When did you last hear a “designer” complain about Land’s End catalog or some other mail order mailer — holding it up to a design standard more appropriate for billboards or annual reports or an employee newsletter?

It’s long past time to acknowledge that site functionality — as defined by user tasks — must take priority when designing a web site. And maybe – just Maybe – as Coca-Cola and Land O’ Lakes have discovered, a company needs more than one “web site.” [Disclaimer: I’m not suggesting that they have both “done it right” — only that they have recognized that they have distinctly different audience (user) groups and one-size-does-not-fit-all.]

Here are some examples of commerce sites that are navigable with images off. They are not equally navigable — but each one is heads-and-shoulders above the phone company sites referenced above.

amazon - images off
Amazon
powells - images off
Powell’s Books
outpost - images off
Outpost
borders - images off
Borders

One reason these sites are easily navigated with images on or off is that they make extensive use of text links. This design decision has been validated by usability testing and eye-tracker testing that suggest site visitors can easily “see” underlined-colored-hypertext more quickly than an image-link.

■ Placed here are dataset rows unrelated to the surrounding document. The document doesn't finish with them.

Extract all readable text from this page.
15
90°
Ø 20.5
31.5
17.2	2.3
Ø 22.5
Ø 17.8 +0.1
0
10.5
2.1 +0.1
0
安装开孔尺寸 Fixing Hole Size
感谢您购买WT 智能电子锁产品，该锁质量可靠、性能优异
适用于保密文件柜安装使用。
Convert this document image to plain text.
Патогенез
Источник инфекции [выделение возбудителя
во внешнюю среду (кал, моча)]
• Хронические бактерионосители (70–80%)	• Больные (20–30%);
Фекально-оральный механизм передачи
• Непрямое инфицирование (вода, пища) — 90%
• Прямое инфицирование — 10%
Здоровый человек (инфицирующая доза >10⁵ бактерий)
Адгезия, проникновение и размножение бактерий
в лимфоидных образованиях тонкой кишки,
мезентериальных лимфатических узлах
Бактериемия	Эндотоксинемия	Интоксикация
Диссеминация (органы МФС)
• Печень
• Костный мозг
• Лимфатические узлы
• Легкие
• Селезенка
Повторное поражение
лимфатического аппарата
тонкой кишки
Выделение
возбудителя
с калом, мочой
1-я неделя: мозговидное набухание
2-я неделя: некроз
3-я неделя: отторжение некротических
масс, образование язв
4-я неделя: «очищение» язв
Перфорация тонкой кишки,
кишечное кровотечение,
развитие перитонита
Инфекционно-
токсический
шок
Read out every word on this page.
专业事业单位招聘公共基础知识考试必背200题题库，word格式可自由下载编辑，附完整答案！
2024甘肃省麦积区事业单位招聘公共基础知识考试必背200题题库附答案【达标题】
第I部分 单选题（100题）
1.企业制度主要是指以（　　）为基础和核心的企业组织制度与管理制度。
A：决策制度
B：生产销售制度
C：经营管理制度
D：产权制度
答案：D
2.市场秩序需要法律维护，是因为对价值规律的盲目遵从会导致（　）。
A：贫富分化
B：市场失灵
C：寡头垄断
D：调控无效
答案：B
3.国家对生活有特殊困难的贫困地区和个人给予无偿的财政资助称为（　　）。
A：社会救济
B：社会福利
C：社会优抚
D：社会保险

This phenomena should not be earthshattering. Basic user interface principles emphasize the need for visibility and predictability — well-coded hypertext links fit these principals like a glove. Cascading Style Sheet support by browsers could move us to an era where “buttons” are easily replaced by styled text.

Bottom Line
Designers, please, just look at your web site with images off! If that’s not enough to cause you to run back to the drawing board, nothing will.

Recognize that there are millions of Americans who live in rural areas — and rural areas are notorious for lagging in technology infrastructure. These potential customers will not have broadband until wireless broadband is affordable — the population density will not support cable TV, much less cable modems. This can easily be extended to millions of others around the world who have infrastructure that lags metropolitan-U.S.

If the home page is not easily navigable with images off, then add a text-only link. If the site changes often and maintenance is an issue, then make this link tie to your site map — and then create an in-depth, text-oriented site map. Your visitors will thank you. And if they are potential customers, now they will be able to actually buy your products.